For the KL, I can share my solution for the mutual information computation (which is basically KL):
def mutual_information(x, y, sigma=1):
bins = (256, 256)
# histogram
hist_xy = np.histogram2d(x, y, bins=bins)[0]
# smooth it out for better results
ndimage.gaussian_filter(hist_xy, sigma=sigma, mode='constant', output=hist_xy)
# compute marginals
hist_xy = hist_xy + EPS # prevent division with 0
hist_xy = hist_xy / np.sum(hist_xy)
hist_x = np.sum(hist_xy, axis=0)
hist_y = np.sum(hist_xy, axis=1)
# compute mi
mi = (np.sum(hist_xy * np.log(hist_xy)) - np.sum(hist_x * np.log(hist_x)) - np.sum(hist_y * np.log(hist_y)))
return mi
EDIT: KL could be computed like this (please note that i did not test this!):
def kl(x, y, sigma=1):
# histogram
hist_xy = np.histogram2d(x, y, bins=bins)[0]
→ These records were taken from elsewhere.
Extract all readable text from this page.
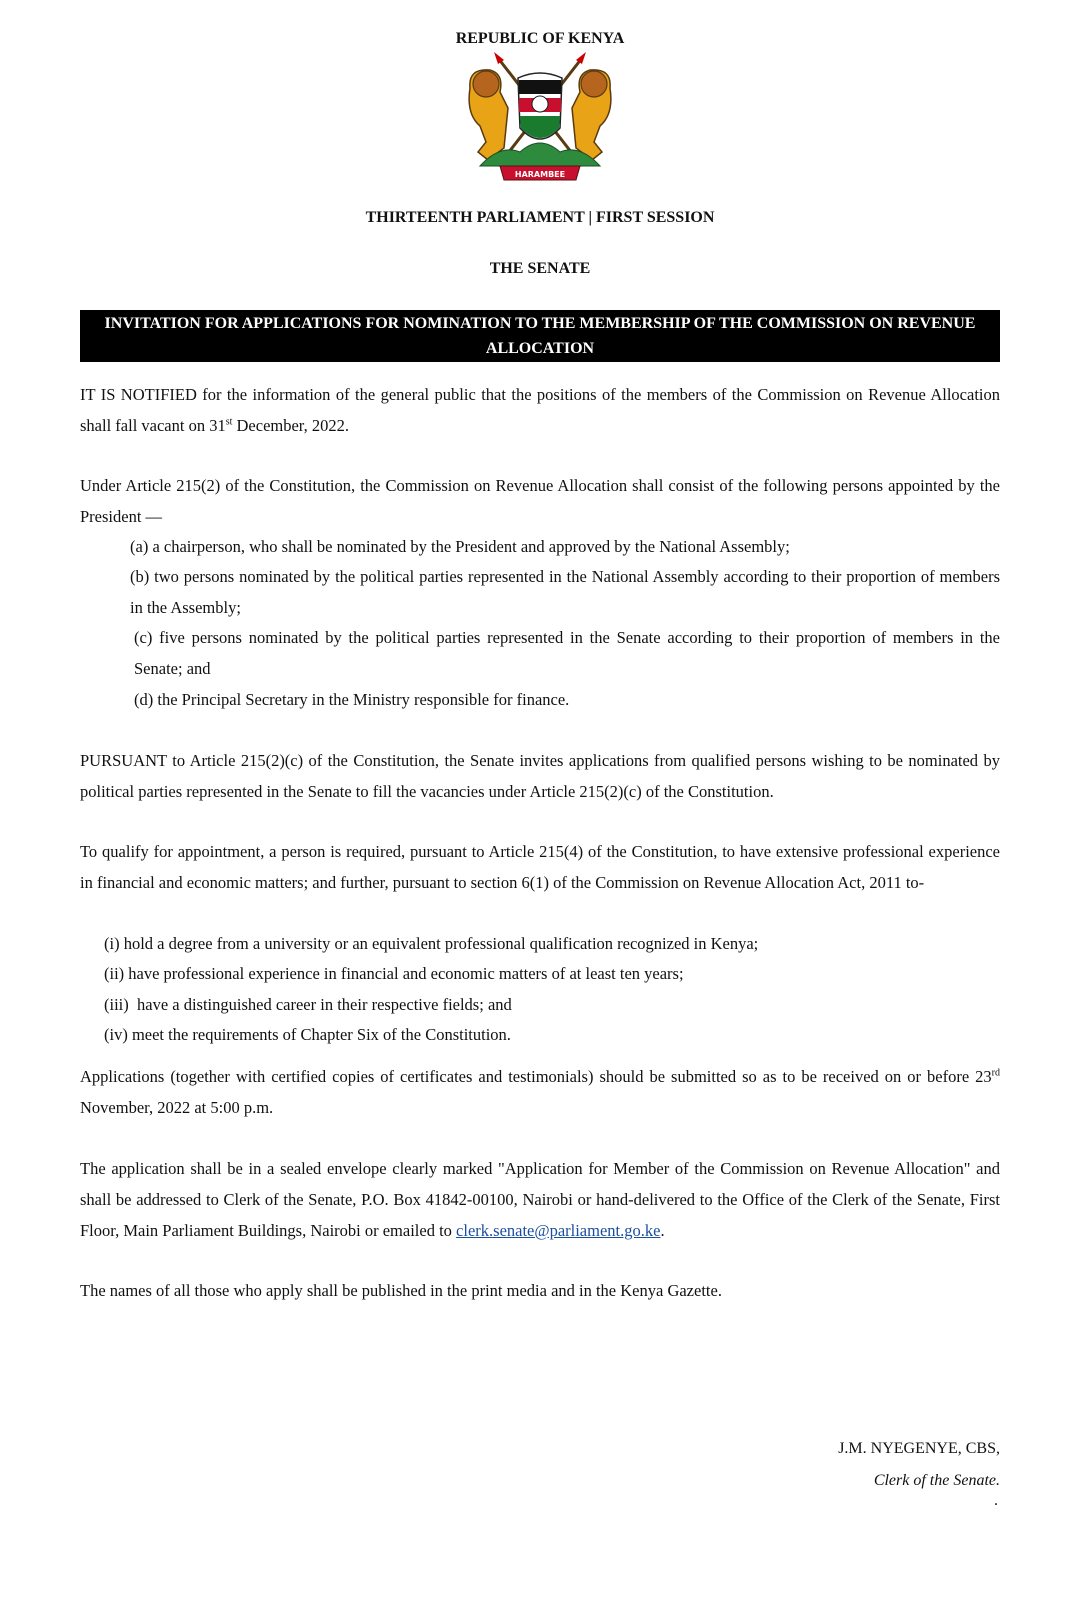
REPUBLIC OF KENYA
HARAMBEE
THIRTEENTH PARLIAMENT | FIRST SESSION
THE SENATE
INVITATION FOR APPLICATIONS FOR NOMINATION TO THE MEMBERSHIP OF THE COMMISSION ON REVENUE ALLOCATION
IT IS NOTIFIED for the information of the general public that the positions of the members of the Commission on Revenue Allocation shall fall vacant on 31st December, 2022.
Under Article 215(2) of the Constitution, the Commission on Revenue Allocation shall consist of the following persons appointed by the President —
(a) a chairperson, who shall be nominated by the President and approved by the National Assembly;
(b) two persons nominated by the political parties represented in the National Assembly according to their proportion of members in the Assembly;
(c) five persons nominated by the political parties represented in the Senate according to their proportion of members in the Senate; and
(d) the Principal Secretary in the Ministry responsible for finance.
PURSUANT to Article 215(2)(c) of the Constitution, the Senate invites applications from qualified persons wishing to be nominated by political parties represented in the Senate to fill the vacancies under Article 215(2)(c) of the Constitution.
To qualify for appointment, a person is required, pursuant to Article 215(4) of the Constitution, to have extensive professional experience in financial and economic matters; and further, pursuant to section 6(1) of the Commission on Revenue Allocation Act, 2011 to-
(i) hold a degree from a university or an equivalent professional qualification recognized in Kenya;
(ii) have professional experience in financial and economic matters of at least ten years;
(iii)  have a distinguished career in their respective fields; and
(iv) meet the requirements of Chapter Six of the Constitution.
Applications (together with certified copies of certificates and testimonials) should be submitted so as to be received on or before 23rd November, 2022 at 5:00 p.m.
The application shall be in a sealed envelope clearly marked "Application for Member of the Commission on Revenue Allocation" and shall be addressed to Clerk of the Senate, P.O. Box 41842-00100, Nairobi or hand-delivered to the Office of the Clerk of the Senate, First Floor, Main Parliament Buildings, Nairobi or emailed to clerk.senate@parliament.go.ke.
The names of all those who apply shall be published in the print media and in the Kenya Gazette.
J.M. NYEGENYE, CBS,
Clerk of the Senate.
.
# smooth it out for better results
ndimage.gaussian_filter(hist_xy, sigma=sigma, mode='constant', output=hist_xy)
# compute marginals
hist_xy = hist_xy + EPS # prevent division with 0
hist_xy = hist_xy / np.sum(hist_xy)
hist_x = np.sum(hist_xy, axis=0)
hist_y = np.sum(hist_xy, axis=1)
kl = -np.sum(hist_x * np.log(hist_y / hist_x ))
return kl
Also, for the best result, you should compute sigma
with some heuristics, for example A rule-of-thumb bandwidth estimator.